Type 1 diabetes is an auto-immune disorder in which the body attacks its own cells that produce insulin, while type 2 diabetes is caused by a combination of genetics and lifestyle factors, including obesity, lack of exercise, and high sugar intake.
If you have diabetes, your doctor may recommend that you take insulin to control your blood sugar levels or You can Buy Glucofort Capsules to Control Blood Sugar Level.
There is a lot of conflicting advice about whether or not you need to take the same dosage of insulin for both types of diabetes.
Many experts think that the two types of diabetes are different enough that you should take different doses of insulin. However, there is some evidence that suggests people with type 2 diabetes can benefit from taking the same dose of insulin as people with type 1 diabetes.
What Is Insulin Dosage For Diabetes Type 2?
Insulin is a hormone that helps the body use glucose for energy. Diabetes type 2 is a condition in which the body does not produce enough insulin or the insulin that is produced does not work well.
Insulin helps the body handle sugar (glucose) by transporting it from the bloodstream into cells where it can be used for energy. Without insulin, glucose would be stored in the liver and muscles as glycogen, leading to complications such as ketoacidosis and coma.
Treatment for diabetes type 2 depends on the person’s symptoms and medical history. In some cases, people may need to take insulin daily to keep their blood sugar levels in check.
Insulin dosage for diabetes type 2 typically varies based on the person’s blood sugar control and other health factors. However, as a general rule, people with diabetes should take insulin each day to keep their blood sugar levels in check.
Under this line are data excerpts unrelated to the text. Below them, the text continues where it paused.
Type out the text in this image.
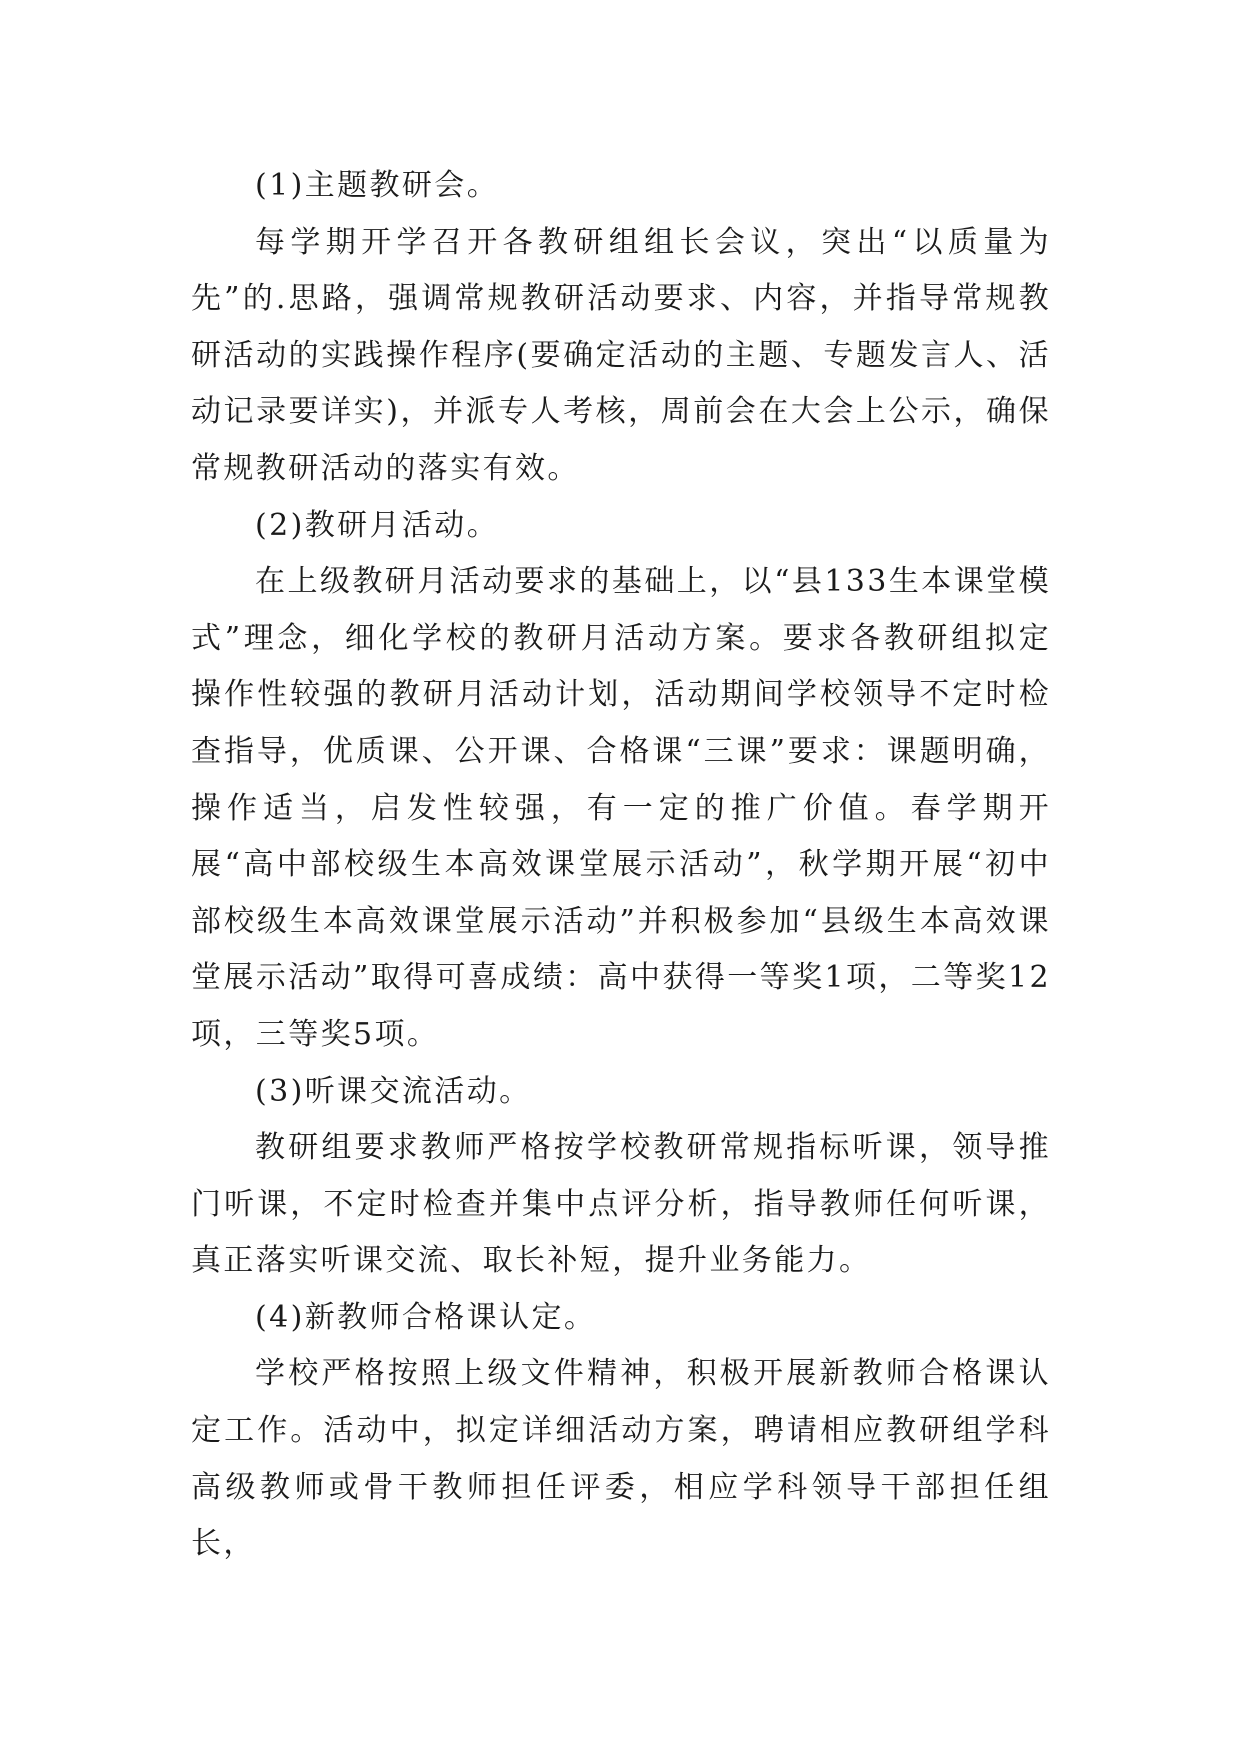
(1)主题教研会。

每学期开学召开各教研组组长会议，突出“以质量为先”的.思路，强调常规教研活动要求、内容，并指导常规教研活动的实践操作程序(要确定活动的主题、专题发言人、活动记录要详实)，并派专人考核，周前会在大会上公示，确保常规教研活动的落实有效。

(2)教研月活动。

在上级教研月活动要求的基础上，以“县133生本课堂模式”理念，细化学校的教研月活动方案。要求各教研组拟定操作性较强的教研月活动计划，活动期间学校领导不定时检查指导，优质课、公开课、合格课“三课”要求：课题明确，操作适当，启发性较强，有一定的推广价值。春学期开展“高中部校级生本高效课堂展示活动”，秋学期开展“初中部校级生本高效课堂展示活动”并积极参加“县级生本高效课堂展示活动”取得可喜成绩：高中获得一等奖1项，二等奖12项，三等奖5项。

(3)听课交流活动。

教研组要求教师严格按学校教研常规指标听课，领导推门听课，不定时检查并集中点评分析，指导教师任何听课，真正落实听课交流、取长补短，提升业务能力。

(4)新教师合格课认定。

学校严格按照上级文件精神，积极开展新教师合格课认定工作。活动中，拟定详细活动方案，聘请相应教研组学科高级教师或骨干教师担任评委，相应学科领导干部担任组长，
There are different types of insulin, so it is important to find the dosage that best fits a person’s needs.
The type of insulin prescribed, and other medications the person is taking. The goal is to keep blood sugar levels within a safe range.
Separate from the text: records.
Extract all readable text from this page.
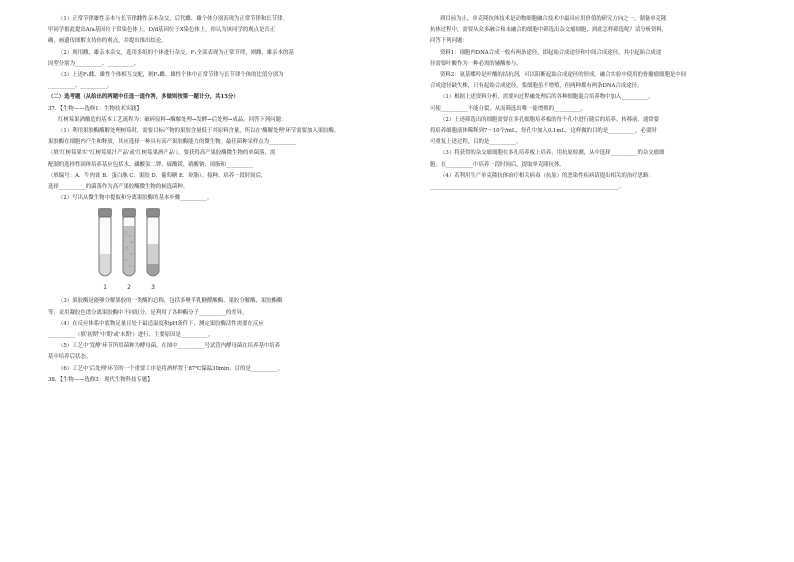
（1）正常节律雄性亲本与长节律雌性亲本杂交，后代雌、雄个体分别表现为正常节律和长节律。
甲同学据此提出A/a基因位于常染色体上，D/d基因位于X染色体上，你认为该同学的观点是否正
确，画遗传图解支持你的观点，并提出推出结论。
（2）现用雌、雄亲本杂交，选用多组的个体进行杂交，F₁全部表现为正常节律，则雌、雄亲本的基
因型分别为__________、__________。
（3）上述F₁雌、雄性个体相互交配，则F₂雌、雄性个体中正常节律与长节律个体的比值分别为
__________、__________。
（二）选考题（从给出的两题中任选一道作答，多做则按第一题计分，共15分）
37．【生物——选修1：生物技术实践】
红树莓果酒酿造的基本工艺流程为：破碎原料→酶解处理→发酵→后处理→成品。回答下列问题：
（1）利用果胶酶酶解处理树莓时，需要目标产物的果胶含量低于其原料含量，所以在'酶解处理'环节需要加入果胶酶。
果胶酶在细胞内产生和释放，其应选择一种具有高产果胶酶能力的微生物。最佳菌种采样点为__________
（填'红树莓果实''红树莓果汁产品'或'红树莓果酒产品'），要获得高产果胶酶微生物的单菌落，需
配制的选择性固体培养基应包括水、磷酸氢二钾、硫酸镁、硝酸钠、琼脂和__________
（填编号：A．牛肉膏 B．蛋白胨 C．果胶 D．葡萄糖 E．琼脂）。接种、培养一段时间后，
选择__________的菌落作为高产果胶酶微生物的候选菌种。
（2）写出从微生物中提取和分离果胶酶的基本步骤__________。
1	2	3
（3）果胶酶是能够分解果胶的一类酶的总称，包括多聚半乳糖醛酸酶、果胶分解酶、果胶酯酶
等，采用凝胶色谱分离果胶酶中不同组分，是利用了各种酶分子__________的差异。
（4）在反应体系中底物足量且处于最适温度和pH条件下，测定果胶酶活性需要在反应
__________（填'初期''中期'或'末期'）进行，主要原因是__________。
（5）工艺中'发酵'环节所用菌种为酵母菌，在图中__________号试管内酵母菌在培养基中培养
基中培养后状态。
（6）工艺中'后处理'环节的一个重要工序是将酒样置于87℃保温30min，目的是__________。
38．【生物——选修3：现代生物科技专题】
到目前为止，单克隆抗体技术是动物细胞融合技术中最具应用价值的研究方向之一。制备单克隆
抗体过程中，需要从众多融合和未融合的细胞中筛选出杂交瘤细胞，到底怎样筛选呢？请分析资料，
回答下列问题：
资料1：细胞内DNA合成一般有两条途径，即起始合成途径和中间合成途径，其中起始合成途
径需要叶酸作为一种必需的辅酶参与。
资料2：氨基蝶呤是叶酸的拮抗剂，可以阻断起始合成途径的形成。融合实验中使用的骨髓瘤细胞是中间
合成途径缺失株，只有起始合成途径，浆细胞虽不增殖，但两种都有两条DNA合成途径。
（1）根据上述资料分析，需要向过程融处理后的各种细胞混合培养物中加入__________，
可使__________不能分裂，从而筛选出唯一能增殖的__________。
（2）上述筛选出的细胞需要在多孔细胞培养板的每个孔中进行随后的培养。转移前，通常要
将培养细胞液体稀释到7～10个/mL，每孔中加入0.1mL，这样做的目的是__________，必要时
可重复上述过程，目的是__________。
（3）将获得的杂交瘤细胞在多孔培养板上培养，用抗原检测，从中选择__________的杂交瘤细
胞，在__________中培养一段时间后，提取单克隆抗体。
（4）若利用生产单克隆抗体治疗相关病毒（抗原）的恶染性疾病请提出相关的治疗思路：
______________________________________________________________________。
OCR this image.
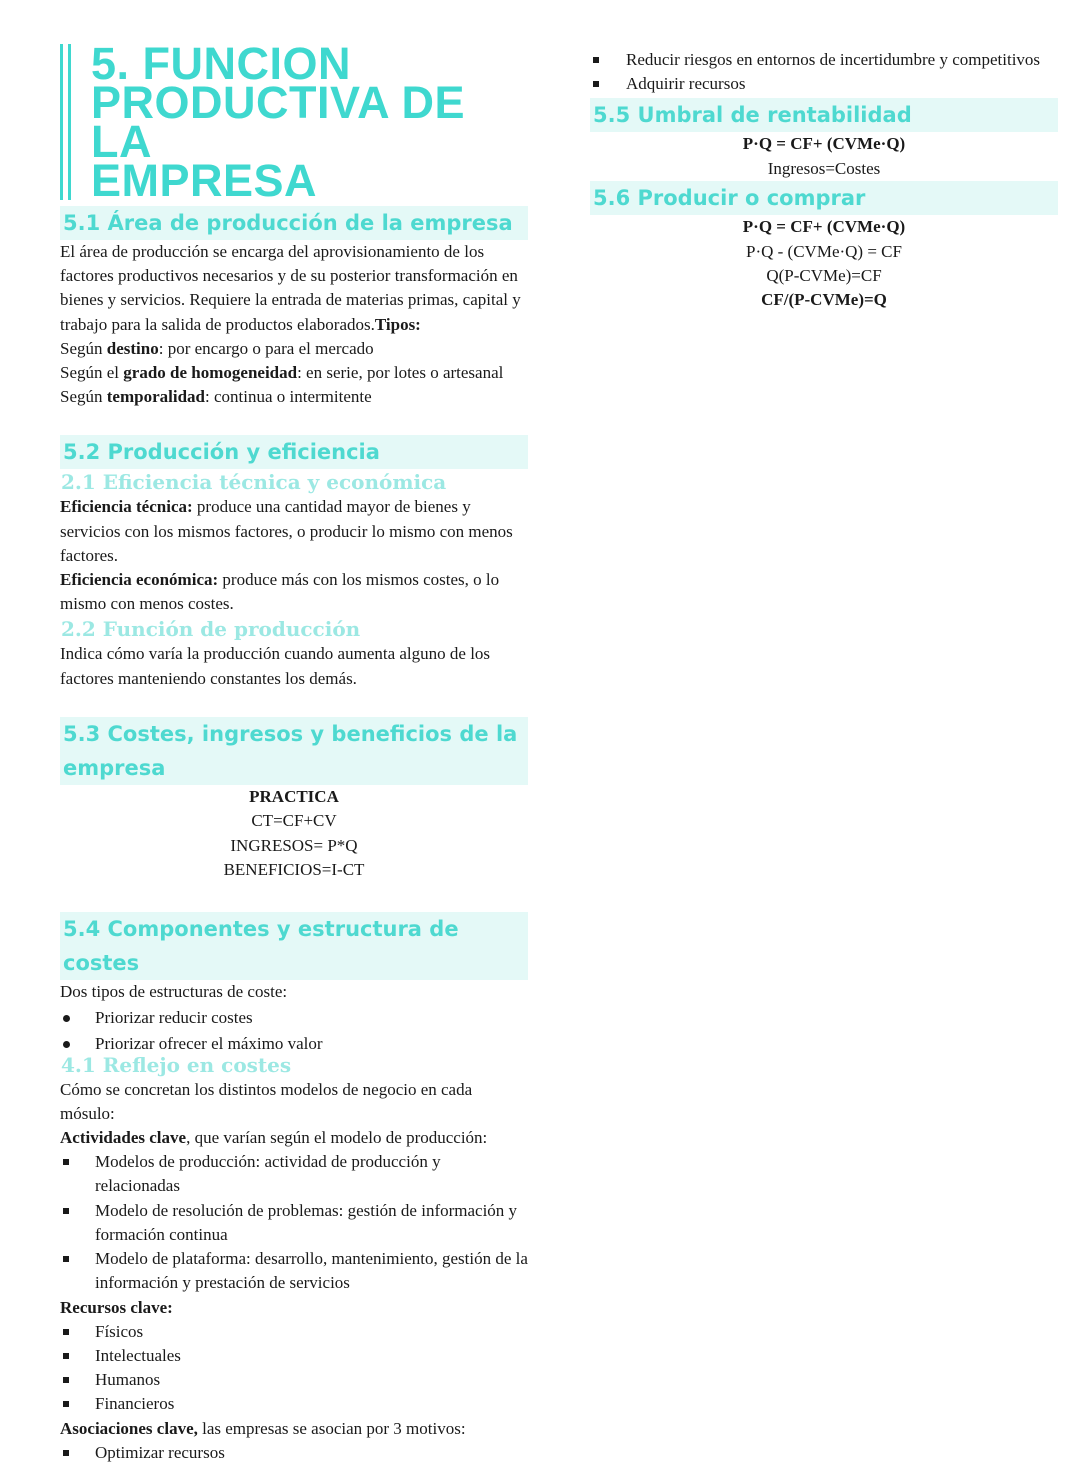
5. FUNCION
PRODUCTIVA DE LA
EMPRESA
5.1 Área de producción de la empresa

El área de producción se encarga del aprovisionamiento de los factores productivos necesarios y de su posterior transformación en bienes y servicios. Requiere la entrada de materias primas, capital y trabajo para la salida de productos elaborados.Tipos:

Según destino: por encargo o para el mercado

Según el grado de homogeneidad: en serie, por lotes o artesanal

Según temporalidad: continua o intermitente

5.2 Producción y eficiencia
2.1 Eficiencia técnica y económica

Eficiencia técnica: produce una cantidad mayor de bienes y servicios con los mismos factores, o producir lo mismo con menos factores.

Eficiencia económica: produce más con los mismos costes, o lo mismo con menos costes.

2.2 Función de producción

Indica cómo varía la producción cuando aumenta alguno de los factores manteniendo constantes los demás.

5.3 Costes, ingresos y beneficios de la empresa
PRACTICA
CT=CF+CV
INGRESOS= P*Q
BENEFICIOS=I-CT
5.4 Componentes y estructura de costes

Dos tipos de estructuras de coste:

Priorizar reducir costes
Priorizar ofrecer el máximo valor
4.1 Reflejo en costes

Cómo se concretan los distintos modelos de negocio en cada mósulo:

Actividades clave, que varían según el modelo de producción:

Modelos de producción: actividad de producción y relacionadas
Modelo de resolución de problemas: gestión de información y formación continua
Modelo de plataforma: desarrollo, mantenimiento, gestión de la información y prestación de servicios

Recursos clave:

Físicos
Intelectuales
Humanos
Financieros

Asociaciones clave, las empresas se asocian por 3 motivos:

Optimizar recursos
Reducir riesgos en entornos de incertidumbre y competitivos
Adquirir recursos
5.5 Umbral de rentabilidad
P·Q = CF+ (CVMe·Q)
Ingresos=Costes
5.6 Producir o comprar
P·Q = CF+ (CVMe·Q)
P·Q - (CVMe·Q) = CF
Q(P-CVMe)=CF
CF/(P-CVMe)=Q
Too much insulin can cause your blood sugar to nosedive. Low blood sugar (hypoglycaemia) can be serious and even threaten your life.
Several things can put too much insulin in your system. You might:
- Accidentally inject too much
- Mix up short- and long-acting insulin
- Use too much insulin for a low-carb meal
- Forget to eat
- Exercise more than normal without changing your dose
Everyone has different low blood sugar symptoms. Some common ones to watch for:
- Fast heartbeat
- Sweaty or clammy skin
The only way to know for sure you have low blood sugar is to check your glucose level. If it’s less than 70 mg/dL, have 15 grams of glucose tabs, juice, or honey to bring it back to a safe range. Check again in 15 minutes. If it’s still low, have another serving.